The other musicians: Ari Brown's piano recalled McCoy Tyner at times, and his tenor saxophone sound was rich and handsome, putting me in mind of Clifford Jordan. Hamiet Bluiett's sound on baritone saxophone is a wonder, the only baritone sound to rival that of Harry Carney of the Duke Ellington orchestra. Bluiett is fleet and full at the depths of his instrument's range, and he reaches into a piercing high register that Adolphe Sax could never have imagined on the baritone. Brown and Bluiett play both "outside" (atonally) and "inside" (tonally), moving with ease from one kind of playing to the other. And the bassist — I now regret not taking notes last night, as I cannot remember the name of the young bassist with the group. What I best remember of his playing though is the way he locked into deep grooves with El'Zabar, who stood just inches away playing mbira and bells. [February 2017: I now know the bassist's name: Sharay Reed.]

The tunes: "Sometimes I Feel Like a Motherless Child," played freely and with a walking bass line. "Oof," "Big M," and "Malachi," three tributes to the late Malachi Favors, bassist for the Art Ensemble of Chicago and the Ritual Trio, and El'Zabar's teacher. Ari Brown's "Where Do You Want to Go?," a particularly strong tenor solo. And for an encore, Miles Davis' "All Blues," with horns, bass, mbira, and bells.

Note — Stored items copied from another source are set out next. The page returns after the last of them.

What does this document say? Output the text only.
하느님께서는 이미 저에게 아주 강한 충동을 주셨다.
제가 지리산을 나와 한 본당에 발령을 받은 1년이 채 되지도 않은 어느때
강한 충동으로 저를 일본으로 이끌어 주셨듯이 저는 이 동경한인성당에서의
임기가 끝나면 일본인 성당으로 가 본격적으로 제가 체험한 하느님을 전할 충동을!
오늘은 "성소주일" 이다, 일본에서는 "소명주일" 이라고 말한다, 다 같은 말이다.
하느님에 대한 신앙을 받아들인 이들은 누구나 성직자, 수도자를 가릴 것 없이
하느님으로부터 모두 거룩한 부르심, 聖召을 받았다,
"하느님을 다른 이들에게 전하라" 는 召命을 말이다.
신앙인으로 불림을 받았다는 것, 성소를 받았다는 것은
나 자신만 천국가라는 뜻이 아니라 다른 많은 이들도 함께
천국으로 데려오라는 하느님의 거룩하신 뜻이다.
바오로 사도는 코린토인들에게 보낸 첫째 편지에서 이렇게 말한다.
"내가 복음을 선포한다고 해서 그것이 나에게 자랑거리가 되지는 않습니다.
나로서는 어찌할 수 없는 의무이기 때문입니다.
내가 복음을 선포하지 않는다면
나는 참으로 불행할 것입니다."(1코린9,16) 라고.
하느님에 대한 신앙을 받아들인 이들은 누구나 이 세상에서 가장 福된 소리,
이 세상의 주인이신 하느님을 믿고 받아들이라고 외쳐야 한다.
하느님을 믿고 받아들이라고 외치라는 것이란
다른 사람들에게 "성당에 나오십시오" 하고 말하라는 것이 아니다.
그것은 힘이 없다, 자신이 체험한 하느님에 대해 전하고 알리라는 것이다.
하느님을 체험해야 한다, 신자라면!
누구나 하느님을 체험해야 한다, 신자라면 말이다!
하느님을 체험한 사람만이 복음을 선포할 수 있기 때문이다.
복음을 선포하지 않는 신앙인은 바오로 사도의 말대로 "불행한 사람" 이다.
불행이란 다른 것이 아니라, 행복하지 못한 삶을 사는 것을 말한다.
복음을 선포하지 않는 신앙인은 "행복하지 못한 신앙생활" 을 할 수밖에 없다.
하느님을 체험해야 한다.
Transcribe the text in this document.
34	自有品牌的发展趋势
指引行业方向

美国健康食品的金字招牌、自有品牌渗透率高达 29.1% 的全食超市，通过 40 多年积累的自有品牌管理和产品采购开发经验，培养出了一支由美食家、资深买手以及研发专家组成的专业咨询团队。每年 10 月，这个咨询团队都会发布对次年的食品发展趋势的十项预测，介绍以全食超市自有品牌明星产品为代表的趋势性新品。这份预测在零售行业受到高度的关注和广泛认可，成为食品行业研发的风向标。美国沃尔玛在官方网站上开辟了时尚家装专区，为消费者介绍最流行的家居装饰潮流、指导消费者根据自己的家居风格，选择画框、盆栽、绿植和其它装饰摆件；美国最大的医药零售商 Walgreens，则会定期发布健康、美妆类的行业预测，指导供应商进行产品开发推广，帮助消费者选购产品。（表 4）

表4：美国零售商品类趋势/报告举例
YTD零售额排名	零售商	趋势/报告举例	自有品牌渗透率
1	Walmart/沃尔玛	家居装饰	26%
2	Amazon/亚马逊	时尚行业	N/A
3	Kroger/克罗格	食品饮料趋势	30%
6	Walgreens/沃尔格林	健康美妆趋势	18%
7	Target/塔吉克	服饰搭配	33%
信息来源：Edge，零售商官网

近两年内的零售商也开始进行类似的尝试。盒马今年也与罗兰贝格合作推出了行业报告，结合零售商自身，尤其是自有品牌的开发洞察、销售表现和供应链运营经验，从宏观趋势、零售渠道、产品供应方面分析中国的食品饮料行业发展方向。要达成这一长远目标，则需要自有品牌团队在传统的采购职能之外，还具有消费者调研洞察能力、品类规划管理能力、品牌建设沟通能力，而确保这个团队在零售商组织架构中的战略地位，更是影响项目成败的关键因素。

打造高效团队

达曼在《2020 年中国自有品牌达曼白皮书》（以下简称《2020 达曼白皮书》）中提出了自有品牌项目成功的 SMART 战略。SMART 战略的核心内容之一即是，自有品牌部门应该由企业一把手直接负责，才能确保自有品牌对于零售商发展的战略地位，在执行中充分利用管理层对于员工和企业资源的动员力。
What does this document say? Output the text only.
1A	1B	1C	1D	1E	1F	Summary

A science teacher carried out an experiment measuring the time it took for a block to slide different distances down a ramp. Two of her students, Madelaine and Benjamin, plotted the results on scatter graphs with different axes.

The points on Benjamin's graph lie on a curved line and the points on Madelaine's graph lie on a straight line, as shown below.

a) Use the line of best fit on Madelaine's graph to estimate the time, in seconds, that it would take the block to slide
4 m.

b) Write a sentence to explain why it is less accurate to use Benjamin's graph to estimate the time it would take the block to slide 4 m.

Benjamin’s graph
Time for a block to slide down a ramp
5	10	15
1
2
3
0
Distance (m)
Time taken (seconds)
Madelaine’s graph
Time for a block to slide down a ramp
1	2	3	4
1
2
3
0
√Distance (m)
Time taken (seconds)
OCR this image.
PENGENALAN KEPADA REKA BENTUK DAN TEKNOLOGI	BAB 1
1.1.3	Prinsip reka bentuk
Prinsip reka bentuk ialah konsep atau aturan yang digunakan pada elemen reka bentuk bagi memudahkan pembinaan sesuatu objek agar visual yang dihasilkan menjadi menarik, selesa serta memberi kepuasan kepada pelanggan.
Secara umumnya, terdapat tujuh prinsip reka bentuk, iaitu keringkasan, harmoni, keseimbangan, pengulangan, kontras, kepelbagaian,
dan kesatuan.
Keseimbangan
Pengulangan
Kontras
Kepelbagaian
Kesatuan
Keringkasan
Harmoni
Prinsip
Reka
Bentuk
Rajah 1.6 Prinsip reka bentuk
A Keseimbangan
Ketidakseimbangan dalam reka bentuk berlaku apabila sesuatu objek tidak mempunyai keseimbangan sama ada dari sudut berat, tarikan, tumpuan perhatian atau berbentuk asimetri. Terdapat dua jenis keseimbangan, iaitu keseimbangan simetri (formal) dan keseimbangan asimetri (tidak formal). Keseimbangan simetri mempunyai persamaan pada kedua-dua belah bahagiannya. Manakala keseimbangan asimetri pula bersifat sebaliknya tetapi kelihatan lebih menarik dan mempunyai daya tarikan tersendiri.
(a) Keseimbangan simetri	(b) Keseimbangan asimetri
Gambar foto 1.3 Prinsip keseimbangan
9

The interplay among these musicians was profound — constant eye contact, constant encouragement, even an occasional request for help. Brown, laughing, to Bluiett: "Help me out," and the two horns began a dialogue. These four men formed a musical community, one that grew to include their listeners. I don't think I've ever seen as many members of an audience standing and waiting to thank musicians as I did last night.

The remarkable thing: this performance was free, offered in the lobby of the University of Illinois' Krannert Center.